Povos indígenas terão curso EAD sobre reflorestamento

Com o nome de “Semeando Florestas em Terras Indígenas”, o Parlamento Indígena do Brasil (Parlaíndio), em parceria com a Embrapa Florestas, Associação Metareilá do Povo Paiter Suruí, Instituto Raoni e a Embaixada da França, irão oferecer, gratuitamente, aos povos indígenas, um curso EaD sobre reflorestamento. O lançamento da iniciativa acontecerá no dia 24 de janeiro, em Brasília.

O intuito do projeto “Semeando Florestas em Terras Indígenas”, é estimular os povos originários a reflorestar suas terras indígenas degradadas pelo desmatamento. O curso abrange desde a coleta e armazenamento de sementes até a plantação e cuidado das mudas em campo. A meta inicial é plantar 1 milhão de árvores por ano.

O acesso será pelos sites do Parlamento Indígena do Brasil www܂parlaindiobrasil܂com܂br e da Embrapa www܂embrapa܂br/e-campo, podendo ser feito pelo computador, notebook ou até mesmo pelo celular. Ao final do curso, os participantes que acessarem e concluírem o curso completo pelo site da Embrapa receberão um certificado de capacitação. Para as aldeias com dificuldade de acesso à Internet, mas com acesso a computador, serão disponibilizados pen drives com todo o conteúdo do curso. e composto por 25 videoaulas e apostilas ilustradas com as melhores práticas de manejo florestal.

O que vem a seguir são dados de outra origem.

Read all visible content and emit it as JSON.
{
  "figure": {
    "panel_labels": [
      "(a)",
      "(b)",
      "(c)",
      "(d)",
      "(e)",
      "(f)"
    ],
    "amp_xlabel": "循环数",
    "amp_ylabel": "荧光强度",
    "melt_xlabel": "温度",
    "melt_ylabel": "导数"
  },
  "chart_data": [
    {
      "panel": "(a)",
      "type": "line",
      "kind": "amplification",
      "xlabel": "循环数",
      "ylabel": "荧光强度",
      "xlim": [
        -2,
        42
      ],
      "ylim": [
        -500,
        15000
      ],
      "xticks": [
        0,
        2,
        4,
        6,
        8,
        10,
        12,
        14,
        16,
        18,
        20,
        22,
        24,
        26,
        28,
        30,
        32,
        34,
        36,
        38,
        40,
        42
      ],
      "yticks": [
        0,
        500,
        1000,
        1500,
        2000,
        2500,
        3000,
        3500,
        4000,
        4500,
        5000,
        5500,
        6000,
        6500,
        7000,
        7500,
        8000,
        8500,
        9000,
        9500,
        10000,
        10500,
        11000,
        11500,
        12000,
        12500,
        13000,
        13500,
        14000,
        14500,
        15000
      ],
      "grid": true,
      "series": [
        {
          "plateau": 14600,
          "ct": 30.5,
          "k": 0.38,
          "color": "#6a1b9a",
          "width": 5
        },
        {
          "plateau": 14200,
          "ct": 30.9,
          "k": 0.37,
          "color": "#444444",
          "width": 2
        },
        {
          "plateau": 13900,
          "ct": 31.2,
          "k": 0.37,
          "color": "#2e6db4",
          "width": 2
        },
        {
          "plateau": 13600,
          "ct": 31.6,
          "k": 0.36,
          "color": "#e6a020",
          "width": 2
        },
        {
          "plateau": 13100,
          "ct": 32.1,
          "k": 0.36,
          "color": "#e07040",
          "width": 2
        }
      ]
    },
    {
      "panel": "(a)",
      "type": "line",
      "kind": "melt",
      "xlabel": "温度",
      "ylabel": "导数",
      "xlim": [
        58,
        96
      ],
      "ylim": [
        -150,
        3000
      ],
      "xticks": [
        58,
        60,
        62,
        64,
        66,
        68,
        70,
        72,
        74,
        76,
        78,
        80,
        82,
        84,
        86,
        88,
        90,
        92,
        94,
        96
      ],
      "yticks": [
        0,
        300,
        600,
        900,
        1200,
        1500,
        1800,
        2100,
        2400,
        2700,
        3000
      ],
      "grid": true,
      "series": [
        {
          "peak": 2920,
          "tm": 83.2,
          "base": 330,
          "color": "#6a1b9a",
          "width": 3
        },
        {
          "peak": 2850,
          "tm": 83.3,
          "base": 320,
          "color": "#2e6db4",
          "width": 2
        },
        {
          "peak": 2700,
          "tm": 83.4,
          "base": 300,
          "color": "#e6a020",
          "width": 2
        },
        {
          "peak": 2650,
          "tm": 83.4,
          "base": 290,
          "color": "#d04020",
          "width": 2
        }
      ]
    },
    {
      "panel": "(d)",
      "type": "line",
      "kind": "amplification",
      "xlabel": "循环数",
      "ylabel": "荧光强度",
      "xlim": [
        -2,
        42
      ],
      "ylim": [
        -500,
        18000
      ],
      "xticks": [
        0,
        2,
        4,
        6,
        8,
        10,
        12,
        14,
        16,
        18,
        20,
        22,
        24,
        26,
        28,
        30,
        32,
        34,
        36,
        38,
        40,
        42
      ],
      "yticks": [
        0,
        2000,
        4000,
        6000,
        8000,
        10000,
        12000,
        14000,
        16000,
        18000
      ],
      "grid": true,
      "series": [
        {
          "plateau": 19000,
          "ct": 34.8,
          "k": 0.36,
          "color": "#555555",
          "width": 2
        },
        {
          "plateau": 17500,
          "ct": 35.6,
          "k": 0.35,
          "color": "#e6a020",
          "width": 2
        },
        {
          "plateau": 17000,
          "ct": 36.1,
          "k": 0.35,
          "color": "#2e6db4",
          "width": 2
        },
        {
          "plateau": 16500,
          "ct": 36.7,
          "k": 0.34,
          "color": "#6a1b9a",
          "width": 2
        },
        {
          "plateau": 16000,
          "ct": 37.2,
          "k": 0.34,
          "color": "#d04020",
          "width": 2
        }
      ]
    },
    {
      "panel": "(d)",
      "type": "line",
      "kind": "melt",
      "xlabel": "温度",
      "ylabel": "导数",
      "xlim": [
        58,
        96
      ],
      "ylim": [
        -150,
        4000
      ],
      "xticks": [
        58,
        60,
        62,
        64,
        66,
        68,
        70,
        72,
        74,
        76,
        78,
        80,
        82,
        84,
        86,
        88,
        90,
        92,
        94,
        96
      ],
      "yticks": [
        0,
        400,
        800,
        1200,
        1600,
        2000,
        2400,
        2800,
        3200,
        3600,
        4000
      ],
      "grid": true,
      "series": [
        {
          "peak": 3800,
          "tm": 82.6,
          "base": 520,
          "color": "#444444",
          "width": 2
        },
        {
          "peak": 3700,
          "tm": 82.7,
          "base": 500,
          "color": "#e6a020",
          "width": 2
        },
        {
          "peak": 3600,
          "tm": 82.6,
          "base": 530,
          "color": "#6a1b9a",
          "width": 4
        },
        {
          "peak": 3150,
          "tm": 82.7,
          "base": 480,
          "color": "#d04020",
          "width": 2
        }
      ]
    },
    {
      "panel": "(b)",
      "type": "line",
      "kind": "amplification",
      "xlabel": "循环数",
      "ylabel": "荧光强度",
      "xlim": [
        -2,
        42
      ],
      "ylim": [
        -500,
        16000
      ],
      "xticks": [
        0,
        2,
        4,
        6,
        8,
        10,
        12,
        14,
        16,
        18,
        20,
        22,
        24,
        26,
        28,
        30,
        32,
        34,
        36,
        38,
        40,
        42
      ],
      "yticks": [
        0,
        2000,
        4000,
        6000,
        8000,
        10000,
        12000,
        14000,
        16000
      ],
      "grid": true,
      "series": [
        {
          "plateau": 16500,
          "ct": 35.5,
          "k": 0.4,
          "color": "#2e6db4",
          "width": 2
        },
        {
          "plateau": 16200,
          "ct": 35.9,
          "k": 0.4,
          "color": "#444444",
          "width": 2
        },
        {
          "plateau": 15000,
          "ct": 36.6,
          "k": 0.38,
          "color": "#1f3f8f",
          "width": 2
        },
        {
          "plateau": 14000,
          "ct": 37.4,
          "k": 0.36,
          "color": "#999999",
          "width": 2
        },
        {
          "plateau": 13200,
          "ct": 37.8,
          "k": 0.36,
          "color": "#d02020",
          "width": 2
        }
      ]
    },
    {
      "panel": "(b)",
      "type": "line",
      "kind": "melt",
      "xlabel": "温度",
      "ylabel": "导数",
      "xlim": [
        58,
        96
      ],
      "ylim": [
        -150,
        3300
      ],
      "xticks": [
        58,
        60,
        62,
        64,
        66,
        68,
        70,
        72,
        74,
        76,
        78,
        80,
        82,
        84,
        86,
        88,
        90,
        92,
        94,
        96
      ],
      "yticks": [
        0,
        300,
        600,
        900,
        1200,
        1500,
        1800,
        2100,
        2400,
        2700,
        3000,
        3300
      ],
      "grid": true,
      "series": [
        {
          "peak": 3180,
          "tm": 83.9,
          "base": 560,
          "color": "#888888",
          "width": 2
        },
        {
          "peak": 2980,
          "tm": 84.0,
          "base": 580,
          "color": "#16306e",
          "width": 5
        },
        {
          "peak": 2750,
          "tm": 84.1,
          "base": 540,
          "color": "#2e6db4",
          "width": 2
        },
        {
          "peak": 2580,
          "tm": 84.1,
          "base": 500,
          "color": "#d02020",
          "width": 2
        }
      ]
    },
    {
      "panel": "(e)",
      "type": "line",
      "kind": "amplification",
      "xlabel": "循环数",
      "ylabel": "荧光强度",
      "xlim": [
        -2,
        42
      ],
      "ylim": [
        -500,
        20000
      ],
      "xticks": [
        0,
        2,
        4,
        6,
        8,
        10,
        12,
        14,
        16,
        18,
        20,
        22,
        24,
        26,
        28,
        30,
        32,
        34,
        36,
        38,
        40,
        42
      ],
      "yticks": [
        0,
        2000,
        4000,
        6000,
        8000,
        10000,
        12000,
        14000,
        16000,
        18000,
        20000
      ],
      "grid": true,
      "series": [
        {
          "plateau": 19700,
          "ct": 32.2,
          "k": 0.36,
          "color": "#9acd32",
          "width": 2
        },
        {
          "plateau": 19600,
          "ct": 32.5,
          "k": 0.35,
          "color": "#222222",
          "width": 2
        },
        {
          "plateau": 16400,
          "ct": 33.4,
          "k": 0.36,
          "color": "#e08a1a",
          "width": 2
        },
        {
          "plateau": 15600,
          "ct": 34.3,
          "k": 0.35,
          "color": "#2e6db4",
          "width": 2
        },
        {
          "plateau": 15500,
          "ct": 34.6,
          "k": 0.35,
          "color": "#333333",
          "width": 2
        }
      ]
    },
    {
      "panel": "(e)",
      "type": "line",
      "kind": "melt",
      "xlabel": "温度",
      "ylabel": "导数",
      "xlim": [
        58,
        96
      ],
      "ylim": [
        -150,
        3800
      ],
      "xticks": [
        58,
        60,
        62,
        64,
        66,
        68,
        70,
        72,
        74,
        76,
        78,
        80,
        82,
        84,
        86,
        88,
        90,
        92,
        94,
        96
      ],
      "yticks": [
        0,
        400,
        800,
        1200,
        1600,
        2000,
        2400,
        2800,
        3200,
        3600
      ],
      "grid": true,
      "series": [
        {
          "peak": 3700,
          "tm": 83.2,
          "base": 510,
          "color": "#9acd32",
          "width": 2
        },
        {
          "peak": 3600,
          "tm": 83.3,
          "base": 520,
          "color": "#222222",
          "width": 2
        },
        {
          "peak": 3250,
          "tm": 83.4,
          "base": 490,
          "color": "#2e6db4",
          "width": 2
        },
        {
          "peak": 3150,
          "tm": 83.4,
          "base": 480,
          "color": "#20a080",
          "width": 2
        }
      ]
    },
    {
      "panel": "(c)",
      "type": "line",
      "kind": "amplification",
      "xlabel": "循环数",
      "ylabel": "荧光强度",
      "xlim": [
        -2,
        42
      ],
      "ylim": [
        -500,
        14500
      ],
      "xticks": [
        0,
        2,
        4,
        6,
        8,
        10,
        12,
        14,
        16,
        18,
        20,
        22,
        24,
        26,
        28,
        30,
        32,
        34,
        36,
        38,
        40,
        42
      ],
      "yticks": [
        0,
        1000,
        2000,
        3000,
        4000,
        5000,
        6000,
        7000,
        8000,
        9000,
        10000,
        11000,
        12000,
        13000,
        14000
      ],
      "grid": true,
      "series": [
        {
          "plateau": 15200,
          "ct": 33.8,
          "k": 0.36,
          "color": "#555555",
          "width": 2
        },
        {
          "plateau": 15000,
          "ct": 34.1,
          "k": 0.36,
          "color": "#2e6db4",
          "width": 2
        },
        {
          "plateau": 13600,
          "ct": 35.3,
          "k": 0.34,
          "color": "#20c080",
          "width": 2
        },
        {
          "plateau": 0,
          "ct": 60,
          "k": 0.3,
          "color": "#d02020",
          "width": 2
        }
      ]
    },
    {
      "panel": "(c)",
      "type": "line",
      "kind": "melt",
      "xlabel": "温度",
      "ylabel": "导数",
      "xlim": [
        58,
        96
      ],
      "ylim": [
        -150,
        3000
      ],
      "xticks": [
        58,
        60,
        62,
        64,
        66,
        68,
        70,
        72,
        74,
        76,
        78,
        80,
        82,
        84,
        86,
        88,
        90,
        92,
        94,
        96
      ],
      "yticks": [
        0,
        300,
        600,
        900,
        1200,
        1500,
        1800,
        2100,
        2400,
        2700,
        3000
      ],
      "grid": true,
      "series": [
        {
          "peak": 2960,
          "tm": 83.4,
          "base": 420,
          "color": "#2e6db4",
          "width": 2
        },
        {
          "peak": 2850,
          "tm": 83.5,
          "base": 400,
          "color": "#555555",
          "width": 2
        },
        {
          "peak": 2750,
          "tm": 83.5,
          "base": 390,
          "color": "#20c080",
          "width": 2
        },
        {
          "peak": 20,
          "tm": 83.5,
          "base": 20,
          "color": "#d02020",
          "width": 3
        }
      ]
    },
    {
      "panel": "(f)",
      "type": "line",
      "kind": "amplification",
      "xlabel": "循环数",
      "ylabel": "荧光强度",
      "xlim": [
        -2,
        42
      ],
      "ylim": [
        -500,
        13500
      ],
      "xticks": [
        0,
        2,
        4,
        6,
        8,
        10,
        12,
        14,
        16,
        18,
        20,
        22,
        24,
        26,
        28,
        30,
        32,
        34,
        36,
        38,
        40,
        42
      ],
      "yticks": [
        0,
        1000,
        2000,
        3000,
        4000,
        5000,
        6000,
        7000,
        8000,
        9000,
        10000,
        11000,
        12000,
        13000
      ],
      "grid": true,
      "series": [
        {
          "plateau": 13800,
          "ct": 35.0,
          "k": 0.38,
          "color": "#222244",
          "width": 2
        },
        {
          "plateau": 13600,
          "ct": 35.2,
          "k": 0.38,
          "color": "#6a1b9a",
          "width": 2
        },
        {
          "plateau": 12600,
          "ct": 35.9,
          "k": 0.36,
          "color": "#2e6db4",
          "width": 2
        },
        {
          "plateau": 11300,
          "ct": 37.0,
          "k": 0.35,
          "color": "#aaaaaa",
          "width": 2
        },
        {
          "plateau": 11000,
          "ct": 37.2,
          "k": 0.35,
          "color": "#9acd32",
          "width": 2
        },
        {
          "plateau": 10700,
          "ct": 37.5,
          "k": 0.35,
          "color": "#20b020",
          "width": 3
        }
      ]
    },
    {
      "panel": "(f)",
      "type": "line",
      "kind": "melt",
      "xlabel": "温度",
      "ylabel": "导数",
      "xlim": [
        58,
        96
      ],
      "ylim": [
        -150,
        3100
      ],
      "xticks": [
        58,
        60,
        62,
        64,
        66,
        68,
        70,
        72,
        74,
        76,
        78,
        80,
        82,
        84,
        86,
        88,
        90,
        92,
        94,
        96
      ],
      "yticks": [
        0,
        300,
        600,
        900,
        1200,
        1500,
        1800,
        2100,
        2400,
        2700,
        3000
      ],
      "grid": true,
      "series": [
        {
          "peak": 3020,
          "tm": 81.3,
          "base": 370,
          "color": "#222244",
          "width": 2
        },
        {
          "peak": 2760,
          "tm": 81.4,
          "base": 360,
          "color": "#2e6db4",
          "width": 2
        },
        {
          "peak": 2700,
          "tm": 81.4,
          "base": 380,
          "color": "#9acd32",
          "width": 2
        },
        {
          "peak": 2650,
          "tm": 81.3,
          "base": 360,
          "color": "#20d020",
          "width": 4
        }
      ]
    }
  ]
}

A segunda etapa do projeto “Semeando Florestas em Terras Indígenas”, que também será anunciada no evento de lançamento pelo cacique Raoni Metuktire, presidente de honra do Parlamento Indígena, e pelo cacique Almir Narayamoga Suruí, coordenador executivo do Parlaíndio Brasil, consiste na mobilização de dezenas de aldeias e comunidades indígenas, na Amazônia e demais biomas brasileiros, para criarem brigadas florestais indígenas em suas terras, a fim de empreender a restauração florestal em seus próprios territórios. Para apoiar e direcionar esse esforço coletivo, foi elaborado um “Plano Mestre de Restauração Florestal de Terras Indígenas” que será colocado à disposição das lideranças e associações dos povos indígenas interessados. Várias lideranças tradicionais que integram o Parlamento Indígena do Brasil já anteciparam a intenção de aderir ao projeto.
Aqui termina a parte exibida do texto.